A mother, a doctor, an inspiration: Molly O’Rourke’s emotional livelihood

Story and photos by Sylvia Freire

Scattered on the top of a dark wooded shelf lie hundreds of animal figure clip-ons that would soon connect to her stethoscope.


A hand reaches for a few new animals to wear around her for the patients she would soon see.


Dr. Molly O’Rourke, the head pediatrician at the Primary Care Centers of Eastern Kentucky, walks down a hall, knocks on a door and is greeted with smiles from both a child and parent.


These smiles would soon turn into sadness, knowing a future for O’Rourke; her move that would end up making her leaving Hazard, Kentucky, in December.


“Today I had a kid who cried because I’m leaving,” O’Rourke said. “I’ve been working with him for a year and a half and he was really sad.”


Moving from Hazard to Murray would be a large change for O’Rourke, a single mother with two children, Olive and Oscar, to be closer to her family.


“It’s hard to leave people and just the thought.
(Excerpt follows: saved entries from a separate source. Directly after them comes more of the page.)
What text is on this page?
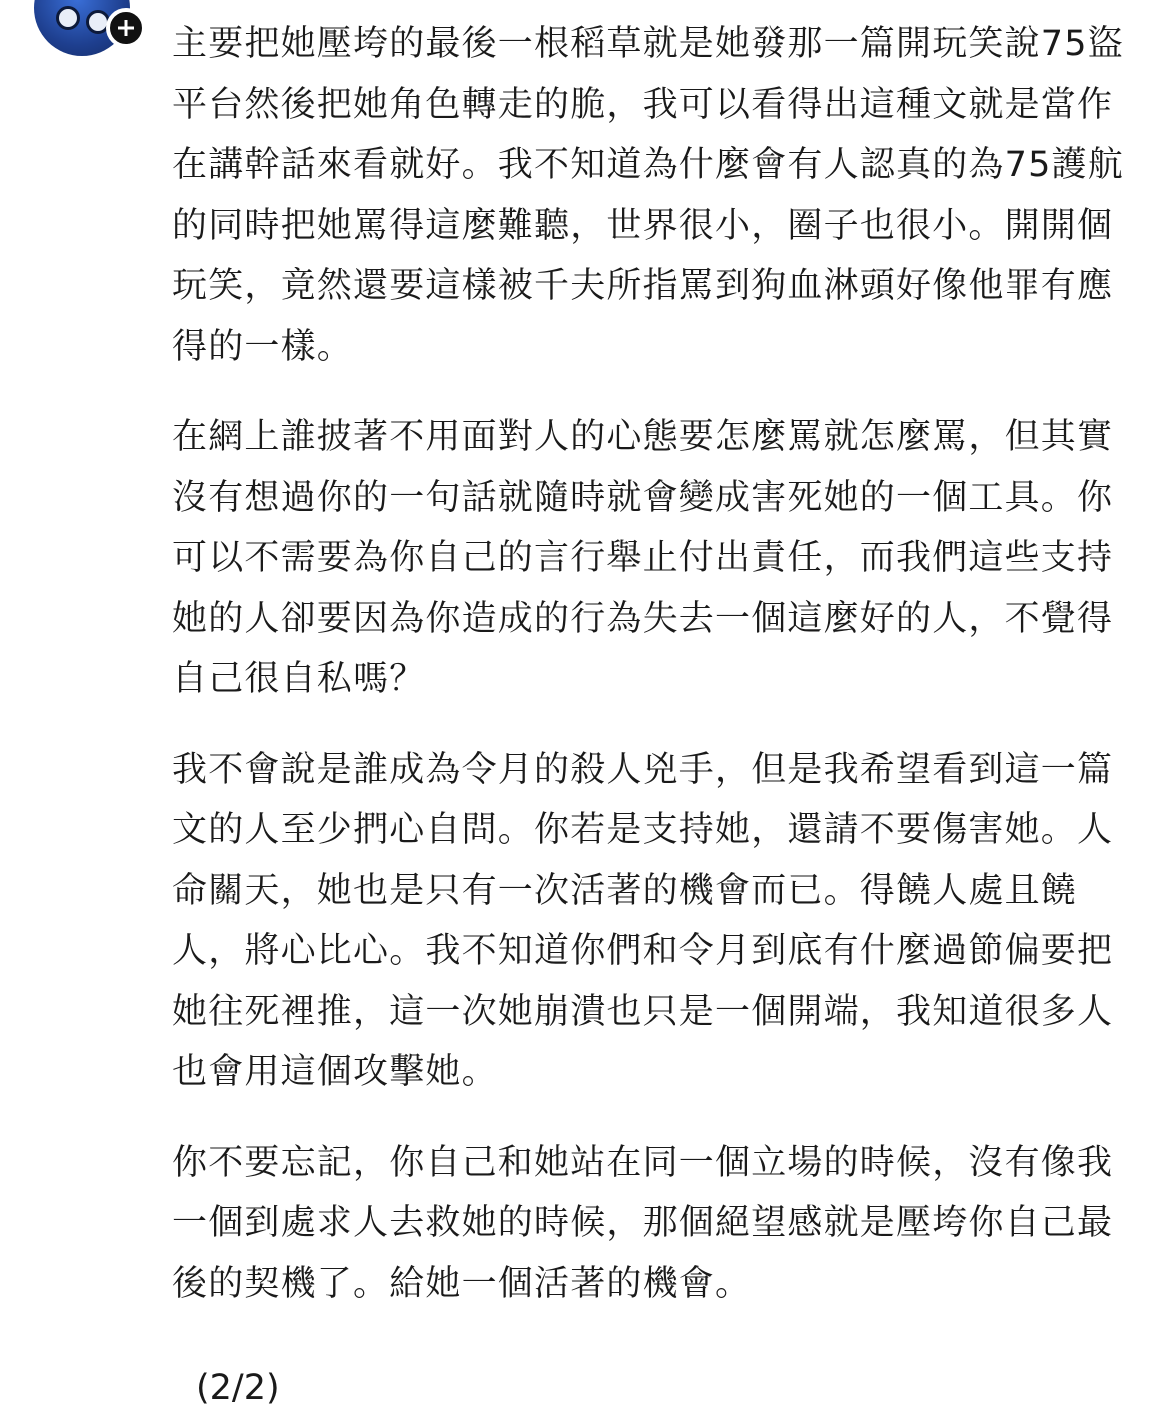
主要把她壓垮的最後一根稻草就是她發那一篇開玩笑說75盜平台然後把她角色轉走的脆，我可以看得出這種文就是當作在講幹話來看就好。我不知道為什麼會有人認真的為75護航的同時把她罵得這麼難聽，世界很小，圈子也很小。開開個玩笑，竟然還要這樣被千夫所指罵到狗血淋頭好像他罪有應得的一樣。

在網上誰披著不用面對人的心態要怎麼罵就怎麼罵，但其實沒有想過你的一句話就隨時就會變成害死她的一個工具。你可以不需要為你自己的言行舉止付出責任，而我們這些支持她的人卻要因為你造成的行為失去一個這麼好的人，不覺得自己很自私嗎？

我不會說是誰成為令月的殺人兇手，但是我希望看到這一篇文的人至少捫心自問。你若是支持她，還請不要傷害她。人命關天，她也是只有一次活著的機會而已。得饒人處且饒人，將心比心。我不知道你們和令月到底有什麼過節偏要把她往死裡推，這一次她崩潰也只是一個開端，我知道很多人也會用這個攻擊她。

你不要忘記，你自己和她站在同一個立場的時候，沒有像我一個到處求人去救她的時候，那個絕望感就是壓垮你自己最後的契機了。給她一個活著的機會。

(2/2)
I’ve moved a lot in my life, but moving my children. It’s so depressing,” O’Rourke said. “It’s a very new experience for me.

 

This is the first time I have lived anywhere (Hazard) in my whole life longer than six years. I’ve been here 11 years.”


However, her passion would never go away with the move to a new office and a new life. O’Rourke drew back to her time in residency now, as she helps the last few patients she checks with until December.


“I worked with some adults, and I found, I just felt more comfortable with kids,” O’Rourke said.


“Like the adults simply they could lie, they could. Whereas kids, they’re so brutally honest sometimes.”

 

O’Rourke’s first experience in surgery rotation had created a space that made her realize her innate nature of taking care of children.


“I had gone and done what’s called an ID, which is an incision and drainage of an abscess,” O’Rourke said. “I did it (on an adult), but was such a baby about it, and it drove me nuts.

 

The next day, I did the exact same procedure on a five-year-old boy, and he barely cried.”


Finding that a child was the better patient and O’Rourke turned to pediatrics, a place where she found her home in medicine.


Her normal work day would come to a stop as her grief with the move came from more than just boxes to fill, but from her patients’ heart.


On Oct. 24, at 9 a.m. O’Rourke had to call the death of a child after a birth.


“Never in my 15 years have I had to call a death,” O’Rourke said.
Even through this, O’Rourke finds ways to comfort herself in her own grief, but another friend knows how to help her in a way she found hard to explain, Charlie, her 10-year-old great dane.


“You can always tell when Charlie knows I’m having a hard time,” O’Rourke said. “He’s got me through quite a few things. He’s been with me through everything.”